Here’s what you’re looking at, in terms of the columns (and ignoring synonyms and parents, which I talked about previously).

  • Volume is the global monthly search volume.
  • Difficulty is the keyword’s difficulty, as reported by ahrefs.
  • The elided formula field is DaedTech’s domain authority.
  • Projected rank is where our function projects that DaedTech would rank if I targeted this term with a post.
  • Projected traffic is the click-through I’d expect for the projected rank and this keyword’s type of search, based on standard click-through rates.  It’s also the projected traffic to my site that I would earn, monthly, for this keyword.  (It likely understates actual traffic potential for a variety of reasons beyond the scope of this post)

Building Out and Refining End to End ROI Modeling

If I were so inclined, I could add columns for conversion rates down the funnel.  I could even add budget for the content, rounding out CAC, and profitability or LTV for a given offering.

For instance, I could model ROI as it pertains to my book, Developer Hegemony, which I think you can still buy from the side gutter (or get for free by joining our community).  If I started from scratch, this modeling would rely heavily on hypotheticals.

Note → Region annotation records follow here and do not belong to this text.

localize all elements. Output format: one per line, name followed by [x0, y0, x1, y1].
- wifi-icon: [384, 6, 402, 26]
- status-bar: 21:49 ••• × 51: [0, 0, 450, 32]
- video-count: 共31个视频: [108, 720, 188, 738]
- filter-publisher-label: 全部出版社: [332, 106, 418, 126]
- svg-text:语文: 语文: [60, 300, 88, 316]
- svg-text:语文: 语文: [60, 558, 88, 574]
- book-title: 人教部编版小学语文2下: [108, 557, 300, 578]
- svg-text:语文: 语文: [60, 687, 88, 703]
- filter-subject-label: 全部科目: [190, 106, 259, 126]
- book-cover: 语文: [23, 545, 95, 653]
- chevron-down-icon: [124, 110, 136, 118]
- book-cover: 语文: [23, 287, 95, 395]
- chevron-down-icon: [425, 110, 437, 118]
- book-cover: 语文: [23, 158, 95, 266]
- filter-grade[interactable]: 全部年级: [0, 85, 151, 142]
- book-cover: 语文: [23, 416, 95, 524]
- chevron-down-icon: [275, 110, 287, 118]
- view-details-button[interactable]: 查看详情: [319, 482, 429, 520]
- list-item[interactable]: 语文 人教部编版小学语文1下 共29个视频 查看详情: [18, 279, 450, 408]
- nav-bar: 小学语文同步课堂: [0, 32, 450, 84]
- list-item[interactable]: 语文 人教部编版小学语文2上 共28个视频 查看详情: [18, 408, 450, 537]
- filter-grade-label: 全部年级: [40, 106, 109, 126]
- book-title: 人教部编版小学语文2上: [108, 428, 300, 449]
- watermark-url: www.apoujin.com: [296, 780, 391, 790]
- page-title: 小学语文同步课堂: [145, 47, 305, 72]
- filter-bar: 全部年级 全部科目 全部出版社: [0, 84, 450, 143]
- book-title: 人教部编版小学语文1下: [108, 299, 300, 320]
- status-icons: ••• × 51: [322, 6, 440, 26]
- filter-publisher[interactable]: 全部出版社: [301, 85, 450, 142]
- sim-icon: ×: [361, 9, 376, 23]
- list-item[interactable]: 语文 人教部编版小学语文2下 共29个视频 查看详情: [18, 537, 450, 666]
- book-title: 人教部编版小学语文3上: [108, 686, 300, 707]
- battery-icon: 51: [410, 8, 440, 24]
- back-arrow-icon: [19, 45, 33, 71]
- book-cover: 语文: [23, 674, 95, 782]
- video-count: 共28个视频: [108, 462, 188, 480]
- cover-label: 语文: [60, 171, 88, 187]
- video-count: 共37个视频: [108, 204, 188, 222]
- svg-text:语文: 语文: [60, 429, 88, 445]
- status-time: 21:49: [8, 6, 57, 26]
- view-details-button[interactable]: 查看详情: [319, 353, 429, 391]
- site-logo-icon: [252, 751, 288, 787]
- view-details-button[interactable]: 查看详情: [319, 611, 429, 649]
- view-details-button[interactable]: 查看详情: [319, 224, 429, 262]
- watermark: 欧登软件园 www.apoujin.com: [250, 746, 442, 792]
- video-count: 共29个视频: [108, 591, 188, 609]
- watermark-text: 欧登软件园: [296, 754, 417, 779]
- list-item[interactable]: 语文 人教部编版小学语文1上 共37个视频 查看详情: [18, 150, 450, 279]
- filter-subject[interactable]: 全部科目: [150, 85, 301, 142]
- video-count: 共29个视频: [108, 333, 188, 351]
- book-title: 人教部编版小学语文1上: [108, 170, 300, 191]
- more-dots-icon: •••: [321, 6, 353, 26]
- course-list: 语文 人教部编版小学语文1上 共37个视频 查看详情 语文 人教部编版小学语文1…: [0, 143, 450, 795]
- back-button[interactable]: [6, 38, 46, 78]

However, I have years of data that I can draw on.  I know how many visitors I’ve had over the last 5 years and how many book purchases.  Even though that’s not the most precise data, it’s a start.

And, if I were really getting serious about this, I could take all manner of steps to run tests and improve the data’s precision.

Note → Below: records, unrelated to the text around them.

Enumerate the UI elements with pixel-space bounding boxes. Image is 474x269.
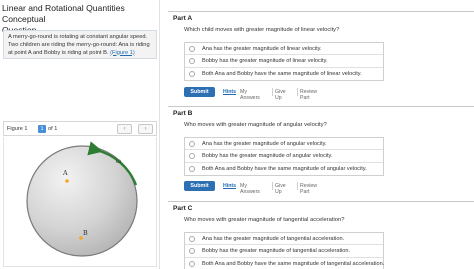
figure-link[interactable]: (Figure 1) (110, 50, 135, 56)
part-a-my-answers-link[interactable]: My Answers (240, 89, 260, 101)
figure-page-select[interactable]: 1 (38, 125, 46, 133)
part-b-option-2[interactable]: Bobby has the greater magnitude of angul… (185, 150, 383, 163)
part-c-options: Ana has the greater magnitude of tangent… (184, 232, 384, 269)
part-b-title: Part B (173, 110, 193, 117)
part-a-option-3[interactable]: Both Ana and Bobby have the same magnitu… (185, 68, 383, 80)
part-a-option-1[interactable]: Ana has the greater magnitude of linear … (185, 43, 383, 56)
part-b-give-up-link[interactable]: Give Up (275, 183, 286, 195)
part-c-question: Who moves with greater magnitude of tang… (184, 217, 345, 223)
chevron-left-icon: ‹ (123, 126, 126, 132)
point-b-label: B (83, 229, 88, 237)
separator (272, 182, 273, 190)
option-label: Ana has the greater magnitude of linear … (202, 46, 322, 52)
figure-area: ω A B (3, 137, 157, 267)
part-a-title: Part A (173, 15, 193, 22)
problem-title-line1: Linear and Rotational Quantities Concept… (2, 3, 125, 24)
radio-button[interactable] (189, 141, 195, 147)
part-b-review-part-link[interactable]: Review Part (300, 183, 317, 195)
option-label: Both Ana and Bobby have the same magnitu… (202, 165, 367, 172)
part-a-divider (168, 11, 474, 12)
part-c-option-3[interactable]: Both Ana and Bobby have the same magnitu… (185, 258, 385, 269)
option-label: Bobby has the greater magnitude of angul… (202, 153, 333, 160)
part-a-options: Ana has the greater magnitude of linear … (184, 42, 384, 81)
part-b-option-3[interactable]: Both Ana and Bobby have the same magnitu… (185, 163, 383, 175)
part-b-divider (168, 106, 474, 107)
option-label: Both Ana and Bobby have the same magnitu… (202, 260, 385, 267)
part-c-option-2[interactable]: Bobby has the greater magnitude of tange… (185, 245, 383, 258)
part-a-give-up-link[interactable]: Give Up (275, 89, 286, 101)
chevron-right-icon: › (144, 126, 147, 132)
point-a-marker (65, 179, 69, 183)
point-b-marker (79, 236, 83, 240)
radio-button[interactable] (189, 46, 195, 52)
figure-next-button[interactable]: › (138, 124, 153, 134)
option-label: Bobby has the greater magnitude of linea… (202, 58, 328, 65)
option-label: Ana has the greater magnitude of tangent… (202, 236, 345, 242)
part-b-options: Ana has the greater magnitude of angular… (184, 137, 384, 176)
option-label: Both Ana and Bobby have the same magnitu… (202, 70, 362, 77)
part-b-hints-link[interactable]: Hints (223, 183, 236, 189)
radio-button[interactable] (189, 248, 195, 255)
part-b-question: Who moves with greater magnitude of angu… (184, 122, 327, 128)
part-c-divider (168, 201, 474, 202)
figure-label: Figure 1 (7, 126, 28, 132)
separator (297, 182, 298, 190)
part-a-hints-link[interactable]: Hints (223, 89, 236, 95)
option-label: Ana has the greater magnitude of angular… (202, 141, 327, 147)
point-a-label: A (62, 169, 68, 177)
part-b-submit-button[interactable]: Submit (184, 181, 215, 191)
part-b-option-1[interactable]: Ana has the greater magnitude of angular… (185, 138, 383, 151)
part-a-submit-button[interactable]: Submit (184, 87, 215, 97)
part-a-option-2[interactable]: Bobby has the greater magnitude of linea… (185, 55, 383, 68)
part-a-review-part-link[interactable]: Review Part (300, 89, 317, 101)
separator (272, 88, 273, 96)
part-c-option-1[interactable]: Ana has the greater magnitude of tangent… (185, 233, 383, 246)
part-c-title: Part C (173, 205, 193, 212)
parts-panel: Part A Which child moves with greater ma… (168, 0, 474, 269)
separator (297, 88, 298, 96)
radio-button[interactable] (189, 260, 195, 267)
figure-toolbar: Figure 1 1 of 1 ‹ › (3, 121, 157, 136)
radio-button[interactable] (189, 70, 195, 77)
problem-panel: Linear and Rotational Quantities Concept… (0, 0, 160, 269)
merry-go-round-figure: ω A B (26, 141, 138, 257)
option-label: Bobby has the greater magnitude of tange… (202, 248, 351, 255)
figure-prev-button[interactable]: ‹ (117, 124, 132, 134)
problem-intro: A merry-go-round is rotating at constant… (3, 30, 157, 59)
part-a-question: Which child moves with greater magnitude… (184, 27, 340, 33)
omega-label: ω (116, 158, 121, 165)
radio-button[interactable] (189, 236, 195, 242)
part-b-my-answers-link[interactable]: My Answers (240, 183, 260, 195)
radio-button[interactable] (189, 58, 195, 65)
radio-button[interactable] (189, 153, 195, 160)
radio-button[interactable] (189, 165, 195, 172)
figure-page-total: of 1 (48, 126, 58, 132)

Assume, Measure, Verify, Feedback

ROI modeling for SEO will be highly assumption-based and speculative, especially in the beginning.  And that’s true even when you’re drawing on thousands of historical examples and millions upon millions of measured impressions over the years.

For this reason, it’s not a static game or a one-and-done thing.  You begin with initial assumptions, document the uncertainty, and then just start executing.  As you execute, your data improves and you must, critically, measure that data and feed it back into your modeling for refinement.

When you do this, content creation stops being some inscrutable dark art, and it stops drawing questions like “so what do you even measure anyway, Twitter likes?”

Instead, it becomes something that you can predict, measure, and reason about.  And that reasoning can feed back so far into your core value proposition, in that it gives you insight into whether your business model itself is valid.

And with this, I bring the series to a soft end.  I may yet do a case study, and I may also do an advanced topics addendum.  But for me to have motivation to do this, I’ll rely on your collective desire (or lack thereof) to ask clarifying questions.

Either way it goes, thank you for sticking with me through this SEO for non-scumbags series.  It’s been an interesting ride.